After 1968, the year of the assassinations of Robert F. Kennedy and the Rev. Martin Luther King Jr. and of student revolutions in France, the Broadway musical seemed distinctly irrelevant, in the word of the day. Kelly’s “Hello, Dolly” with Barbra Streisand, released in 1969, seemed only to underline the loss of the genre’s vitality – though it was nominated for best picture. But new musicals sprang up, some like the 1975 Ken Russell-The Who’s “Tommy” and Parker’s 1982 “Pink Floyd – The Wall” based on rock-opera albums, others like Streisand’s 1983 “Yentl” and Mark Rydell’s 1979 “The Rose,” centering on pop divas (Bette Midler in the latter as a thinly veiled Janis Joplin). Then there was the 1975 undergound hit, “The Rocky Horror Picture Show,” recently revived on Broadway.

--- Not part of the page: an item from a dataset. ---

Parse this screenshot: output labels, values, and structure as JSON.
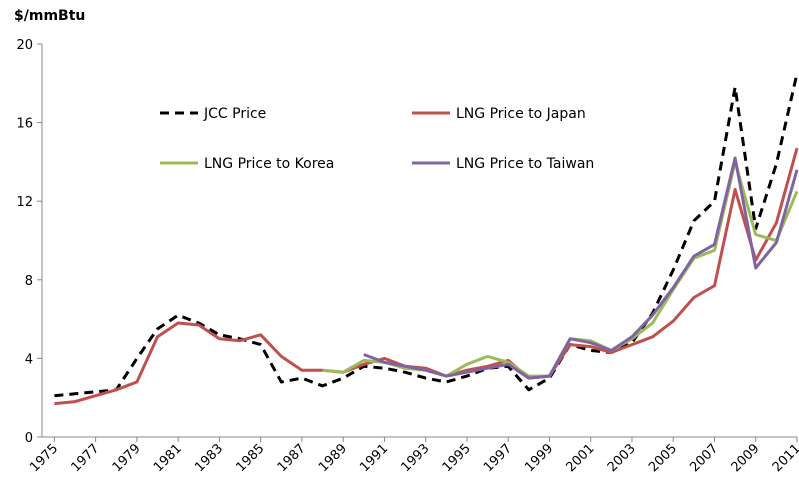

Now that the musical has earned a new currency, with “Chicago” passing the $125 million mark domestically, a big question arises: What direction will the genre take? “Moulin Rouge,” Luhrman’s wildly anachronistic fantasia of a poet and courtesan in turn-of-the-century Paris, which stirs in a mélange of Broadway and pop tunes, represents the artier and hipper stairway to paradise. While full of wacky visual ideas, Marshall takes a more traditional route in his tale of singing-dancing hot-honey killers in ’20s Chicago.

A number of other cinematic musicals are in the works, with more sure to come. Joel Schumacher is now slated to direct Lloyd Webber’s baroque pop smash “Phantom of the Opera,” but with no leading man yet attached. The ultra-glitzy director, who more or less killed off the Batman franchise, apparently has rejected Antonio Banderas as the man in the white mask, though the dashing Spaniard, so surprising as Che in “Evita,” is taking on a live Broadway challenge in “Nine” this spring. Perhaps that Arthur Kopit-Maury Yeston version of Federico Fellini’s “8½” will capture some producer’s fancy.

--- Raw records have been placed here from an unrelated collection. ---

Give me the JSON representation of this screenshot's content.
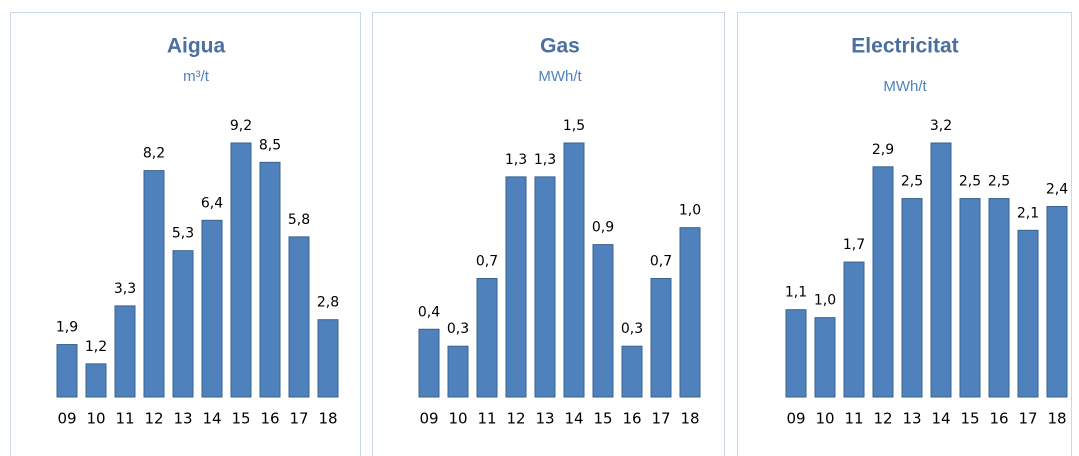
{
  "chart_data": [
    {
      "type": "bar",
      "title": "Aigua",
      "subtitle": "m³/t",
      "color": "#4f81bd",
      "categories": [
        "09",
        "10",
        "11",
        "12",
        "13",
        "14",
        "15",
        "16",
        "17",
        "18"
      ],
      "values": [
        1.9,
        1.2,
        3.3,
        8.2,
        5.3,
        6.4,
        9.2,
        8.5,
        5.8,
        2.8
      ],
      "value_labels": [
        "1,9",
        "1,2",
        "3,3",
        "8,2",
        "5,3",
        "6,4",
        "9,2",
        "8,5",
        "5,8",
        "2,8"
      ]
    },
    {
      "type": "bar",
      "title": "Gas",
      "subtitle": "MWh/t",
      "color": "#4f81bd",
      "categories": [
        "09",
        "10",
        "11",
        "12",
        "13",
        "14",
        "15",
        "16",
        "17",
        "18"
      ],
      "values": [
        0.4,
        0.3,
        0.7,
        1.3,
        1.3,
        1.5,
        0.9,
        0.3,
        0.7,
        1.0
      ],
      "value_labels": [
        "0,4",
        "0,3",
        "0,7",
        "1,3",
        "1,3",
        "1,5",
        "0,9",
        "0,3",
        "0,7",
        "1,0"
      ]
    },
    {
      "type": "bar",
      "title": "Electricitat",
      "subtitle": "MWh/t",
      "color": "#4f81bd",
      "categories": [
        "09",
        "10",
        "11",
        "12",
        "13",
        "14",
        "15",
        "16",
        "17",
        "18"
      ],
      "values": [
        1.1,
        1.0,
        1.7,
        2.9,
        2.5,
        3.2,
        2.5,
        2.5,
        2.1,
        2.4
      ],
      "value_labels": [
        "1,1",
        "1,0",
        "1,7",
        "2,9",
        "2,5",
        "3,2",
        "2,5",
        "2,5",
        "2,1",
        "2,4"
      ]
    }
  ]
}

Also waiting in the wings is “Rent,” the East Village “La Bohème” by Jonathan Larson, a difficult project to translate to the screen. Marshall landed the “Chicago” gig in talks with Miramax Films on “Rent.” Miramax is also now contemplating a new version of “Guys and Dolls,” which Joseph L. Mankiwicz got almost completely wrong in the 1955 version with Marlon Brando and Frank Sinatra. Both action star Vin Diesel and Hugh Jackman (acclaimed for his Curly in London in “Oklahoma!”) have been mentioned for leads.

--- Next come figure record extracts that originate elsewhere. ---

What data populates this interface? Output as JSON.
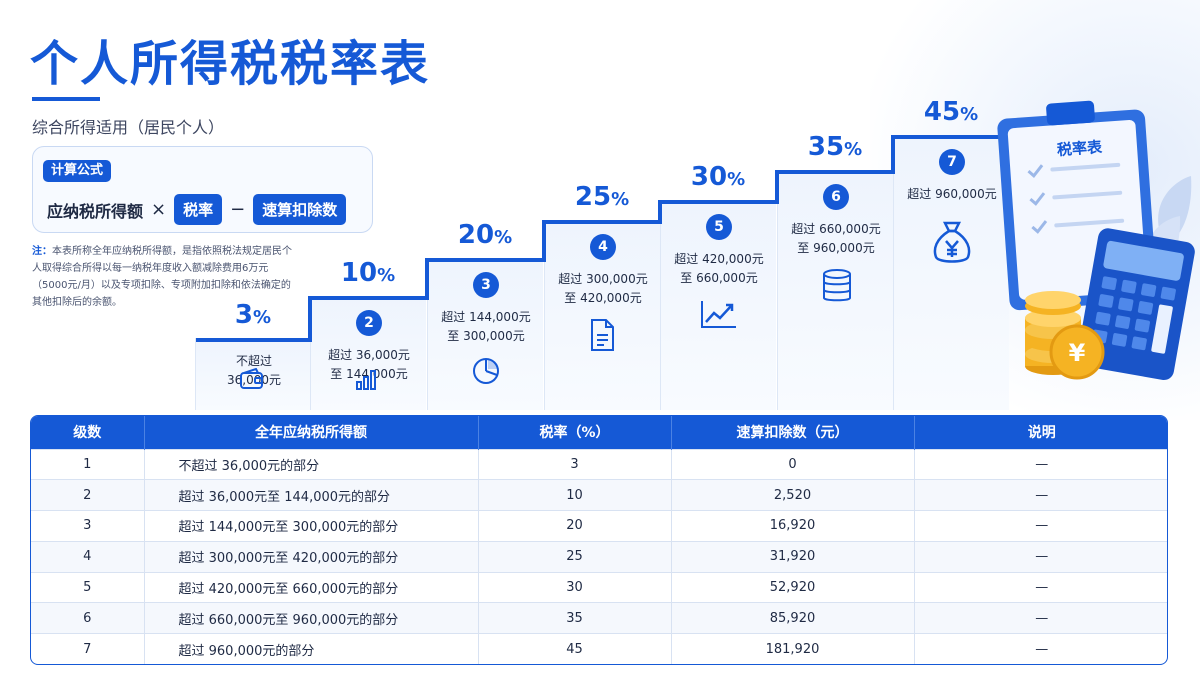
{
  "title": "个人所得税税率表",
  "subtitle": "综合所得适用（居民个人）",
  "formula": {
    "tag": "计算公式",
    "income": "应纳税所得额",
    "times": "×",
    "rate": "税率",
    "minus": "−",
    "deduction": "速算扣除数"
  },
  "note": {
    "label": "注：",
    "text": "本表所称全年应纳税所得额，是指依照税法规定居民个人取得综合所得以每一纳税年度收入额减除费用6万元（5000元/月）以及专项扣除、专项附加扣除和依法确定的其他扣除后的余额。"
  },
  "stairs": [
    {
      "level": "1",
      "rate": "3",
      "pct": "%",
      "line1": "不超过",
      "line2": "36,000元",
      "icon": "wallet-icon"
    },
    {
      "level": "2",
      "rate": "10",
      "pct": "%",
      "line1": "超过 36,000元",
      "line2": "至 144,000元",
      "icon": "bar-chart-icon"
    },
    {
      "level": "3",
      "rate": "20",
      "pct": "%",
      "line1": "超过 144,000元",
      "line2": "至 300,000元",
      "icon": "pie-chart-icon"
    },
    {
      "level": "4",
      "rate": "25",
      "pct": "%",
      "line1": "超过 300,000元",
      "line2": "至 420,000元",
      "icon": "document-icon"
    },
    {
      "level": "5",
      "rate": "30",
      "pct": "%",
      "line1": "超过 420,000元",
      "line2": "至 660,000元",
      "icon": "trend-up-icon"
    },
    {
      "level": "6",
      "rate": "35",
      "pct": "%",
      "line1": "超过 660,000元",
      "line2": "至 960,000元",
      "icon": "coin-stack-icon"
    },
    {
      "level": "7",
      "rate": "45",
      "pct": "%",
      "line1": "超过 960,000元",
      "line2": "",
      "icon": "money-bag-icon"
    }
  ],
  "illustration": {
    "clipboard_label": "税率表",
    "coin_symbol": "¥",
    "money_bag_symbol": "¥"
  },
  "table": {
    "headers": [
      "级数",
      "全年应纳税所得额",
      "税率（%）",
      "速算扣除数（元）",
      "说明"
    ],
    "rows": [
      [
        "1",
        "不超过 36,000元的部分",
        "3",
        "0",
        "—"
      ],
      [
        "2",
        "超过 36,000元至 144,000元的部分",
        "10",
        "2,520",
        "—"
      ],
      [
        "3",
        "超过 144,000元至 300,000元的部分",
        "20",
        "16,920",
        "—"
      ],
      [
        "4",
        "超过 300,000元至 420,000元的部分",
        "25",
        "31,920",
        "—"
      ],
      [
        "5",
        "超过 420,000元至 660,000元的部分",
        "30",
        "52,920",
        "—"
      ],
      [
        "6",
        "超过 660,000元至 960,000元的部分",
        "35",
        "85,920",
        "—"
      ],
      [
        "7",
        "超过 960,000元的部分",
        "45",
        "181,920",
        "—"
      ]
    ]
  },
  "colors": {
    "primary": "#1559d6",
    "coin": "#f5b323"
  }
}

Of the current crop of Broadway shows, two movies that became musical hits could make it back to the screen: “Hairspray” and “The Producers.” The Disney “Aida,” with music by Elton John, will probably have a cinematic future, either as a live-action extravaganza or an animated feature. And the musical revival could also propel two musical spectacles – “Les Miserables” and “Miss Saigon” – to the screen.

Besides Marshall and Luhrman, two women powerhouses also might bring new imagination and style to the musical. Julie Taymor, the creative mind behind the stage triumph of “The Lion King,” has proved her cinematic strengths with “Frida” and “Titus.” Susan Stroman, the choreographer-director who brought new life and wit to “The Producers” and “The Music Man,” has not yet worked prominently in film. “Damn Yankees” might be ripe for a remake, with graphic shower scenes, as in “Take Me Out.” Or another Richard Adler-Jerry Ross musical, “Pajama Game,” might be set in a factory making Victoria’s Secret-style undies. Maybe a feminist revision of “Annie Get Your Gun” with a younger Reba McIntyre could introduce new audiences to Irving Berlin. Let’s go on with the picture show.